What’s the most notable difference between TTRPG education and traditional education?
That’s a great question. To me, the heart of TTRPGs is that it is a co-created story.
When I have only ten seconds to explain a tabletop role-playing game, I usually say, “It’s a co-created story – with funny shaped dice”. But anyway, the phrase “co-created story” is pretty potent, right? In a traditional classroom, it’s about a teacher standing and delivering – standing over the desks or tables, talking to students and not with them, telling content. And if you’re lucky, the students will memorize the content long enough to do okay on a multiple choice test.
But in TTRPG-infused education, it’s a room full of learners – and the teacher might be the facilitator or gamemaster, sure, but it’s a co-created learning environment. Teachers don’t have to be standing over the table, they can be at the table.
Students role-play, practice durable skills and discover empathy. Content is not taught, it’s experienced. And because it’s a co-created story, students have real agency. By playing a role-playing game, they are deeply immersed and engaged.
Content is not abstract, it’s concrete. The learning is authentic. It’s creative. It’s vibrant.
You can’t fake articulating as a character – you are articulating.
You can’t fake collaborating as a team trying to cooperatively achieve a goal – if you don’t genuinely collaborate, you fail.
TTRPGs can offer the opportunity for the ultimate performance assessment.
Do you have a final shout out, piece of advice, or statement before we sign off?
I definitely have a few! First, if you’re an educator new to tabletop roleplaying games, find a beginner’s opportunity to play a TTRPG. Find a local game shop and check out their event schedule – many offer free or super cheap ways to play a one-shot to see what you think. D&D is certainly the most popular, but don’t be afraid to try out other TTRPGs too. It’s helpful to see different game mechanics in action – many are simpler than D&D, although some are more complex. By joining a game, you might make new friends! And the people who run the game shop can be a great resource too. If they know you’re trying to bring TTRPGs into classrooms for students, I guarantee they will be eager to help.
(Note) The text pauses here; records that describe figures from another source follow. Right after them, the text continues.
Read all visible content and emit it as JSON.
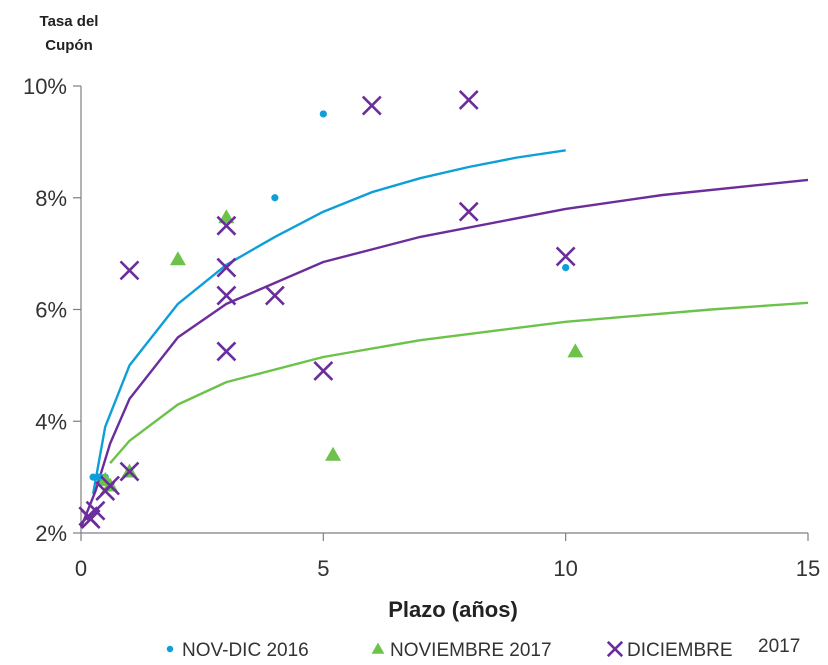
{
  "chart_data": {
    "type": "scatter",
    "ylabel_line1": "Tasa del",
    "ylabel_line2": "Cupón",
    "xlabel": "Plazo (años)",
    "xlim": [
      0,
      15
    ],
    "ylim": [
      2,
      10
    ],
    "x_ticks": [
      0,
      5,
      10,
      15
    ],
    "y_ticks": [
      2,
      4,
      6,
      8,
      10
    ],
    "y_tick_labels": [
      "2%",
      "4%",
      "6%",
      "8%",
      "10%"
    ],
    "grid": false,
    "legend_position": "bottom",
    "series": [
      {
        "name": "NOV-DIC 2016",
        "marker": "dot",
        "color": "#0e9fd8",
        "points": [
          [
            0.25,
            3.0
          ],
          [
            0.35,
            3.0
          ],
          [
            0.4,
            3.0
          ],
          [
            0.5,
            3.0
          ],
          [
            4,
            8.0
          ],
          [
            5,
            9.5
          ],
          [
            10,
            6.75
          ]
        ],
        "trend": [
          [
            0.25,
            2.7
          ],
          [
            0.5,
            3.9
          ],
          [
            1,
            5.0
          ],
          [
            2,
            6.1
          ],
          [
            3,
            6.8
          ],
          [
            4,
            7.3
          ],
          [
            5,
            7.75
          ],
          [
            6,
            8.1
          ],
          [
            7,
            8.35
          ],
          [
            8,
            8.55
          ],
          [
            9,
            8.72
          ],
          [
            10,
            8.85
          ]
        ]
      },
      {
        "name": "NOVIEMBRE 2017",
        "marker": "triangle",
        "color": "#6cc24a",
        "points": [
          [
            0.5,
            2.95
          ],
          [
            0.6,
            2.85
          ],
          [
            1,
            3.1
          ],
          [
            2,
            6.9
          ],
          [
            3,
            7.65
          ],
          [
            5.2,
            3.4
          ],
          [
            10.2,
            5.25
          ]
        ],
        "trend": [
          [
            0.6,
            3.25
          ],
          [
            1,
            3.65
          ],
          [
            2,
            4.3
          ],
          [
            3,
            4.7
          ],
          [
            5,
            5.15
          ],
          [
            7,
            5.45
          ],
          [
            10,
            5.78
          ],
          [
            13,
            6.0
          ],
          [
            15,
            6.12
          ]
        ]
      },
      {
        "name": "DICIEMBRE",
        "marker": "x",
        "color": "#6b2d9b",
        "points": [
          [
            0.15,
            2.3
          ],
          [
            0.2,
            2.25
          ],
          [
            0.3,
            2.4
          ],
          [
            0.5,
            2.75
          ],
          [
            0.6,
            2.85
          ],
          [
            1,
            3.1
          ],
          [
            1,
            6.7
          ],
          [
            3,
            5.25
          ],
          [
            3,
            6.25
          ],
          [
            3,
            6.75
          ],
          [
            3,
            7.5
          ],
          [
            4,
            6.25
          ],
          [
            5,
            4.9
          ],
          [
            6,
            9.65
          ],
          [
            8,
            7.75
          ],
          [
            8,
            9.75
          ],
          [
            10,
            6.95
          ]
        ],
        "trend": [
          [
            0.0,
            2.1
          ],
          [
            0.3,
            2.75
          ],
          [
            0.6,
            3.6
          ],
          [
            1,
            4.4
          ],
          [
            2,
            5.5
          ],
          [
            3,
            6.1
          ],
          [
            5,
            6.85
          ],
          [
            7,
            7.3
          ],
          [
            10,
            7.8
          ],
          [
            12,
            8.05
          ],
          [
            15,
            8.32
          ]
        ]
      }
    ],
    "legend_suffix": "2017"
  }
}
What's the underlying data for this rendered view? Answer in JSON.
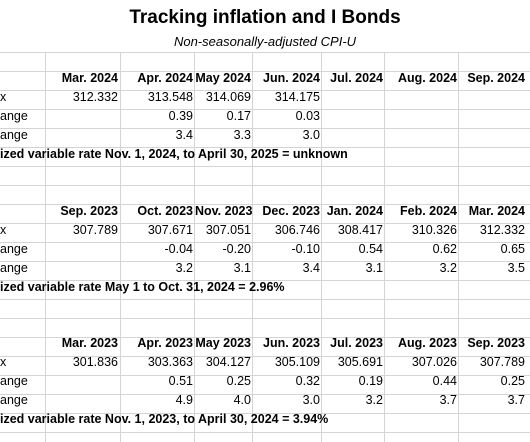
{
  "title": "Tracking inflation and I Bonds",
  "subtitle": "Non-seasonally-adjusted CPI-U",
  "tables": [
    {
      "months": [
        "Mar. 2024",
        "Apr. 2024",
        "May 2024",
        "Jun. 2024",
        "Jul. 2024",
        "Aug. 2024",
        "Sep. 2024"
      ],
      "index_label": "x",
      "monthly_label": "ange",
      "annual_label": "ange",
      "index": [
        "312.332",
        "313.548",
        "314.069",
        "314.175",
        "",
        "",
        ""
      ],
      "monthly": [
        "",
        "0.39",
        "0.17",
        "0.03",
        "",
        "",
        ""
      ],
      "annual": [
        "",
        "3.4",
        "3.3",
        "3.0",
        "",
        "",
        ""
      ],
      "note": "ized variable rate Nov. 1, 2024, to April 30, 2025 = unknown"
    },
    {
      "months": [
        "Sep. 2023",
        "Oct. 2023",
        "Nov. 2023",
        "Dec. 2023",
        "Jan. 2024",
        "Feb. 2024",
        "Mar. 2024"
      ],
      "index_label": "x",
      "monthly_label": "ange",
      "annual_label": "ange",
      "index": [
        "307.789",
        "307.671",
        "307.051",
        "306.746",
        "308.417",
        "310.326",
        "312.332"
      ],
      "monthly": [
        "",
        "-0.04",
        "-0.20",
        "-0.10",
        "0.54",
        "0.62",
        "0.65"
      ],
      "annual": [
        "",
        "3.2",
        "3.1",
        "3.4",
        "3.1",
        "3.2",
        "3.5"
      ],
      "note": "ized variable rate May 1 to Oct. 31, 2024 = 2.96%"
    },
    {
      "months": [
        "Mar. 2023",
        "Apr. 2023",
        "May 2023",
        "Jun. 2023",
        "Jul. 2023",
        "Aug. 2023",
        "Sep. 2023"
      ],
      "index_label": "x",
      "monthly_label": "ange",
      "annual_label": "ange",
      "index": [
        "301.836",
        "303.363",
        "304.127",
        "305.109",
        "305.691",
        "307.026",
        "307.789"
      ],
      "monthly": [
        "",
        "0.51",
        "0.25",
        "0.32",
        "0.19",
        "0.44",
        "0.25"
      ],
      "annual": [
        "",
        "4.9",
        "4.0",
        "3.0",
        "3.2",
        "3.7",
        "3.7"
      ],
      "note": "ized variable rate Nov. 1, 2023, to April 30, 2024 = 3.94%"
    }
  ]
}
Second, don’t be afraid and start small. There are ways you can dip your toe into a TTRPG-infused classroom, perhaps short of actually playing a game, like the character sheet activity I described before. Or have students play a one-shot for a day or two in a low stakes environment, reflect, try it again with more complex content or more rigorous expectations. Third, I hope that kyedrpg.com and my book can help chart a course for you, or inspire you to try a tabletop roleplaying game in your instruction. Kids nowadays are really desperate for more joy, for something different in the classroom. Be their hero. Be an innovator and inspire the next colleague who’s unsure how to transform their teaching.
Thank you Adam for taking time to share your XP! You’ve had some EXCELLENT examples, and I very much appreciate the work you’ve been doing to investigate and further TTRPG use in the classroom AND for building a community around this teaching method in KY!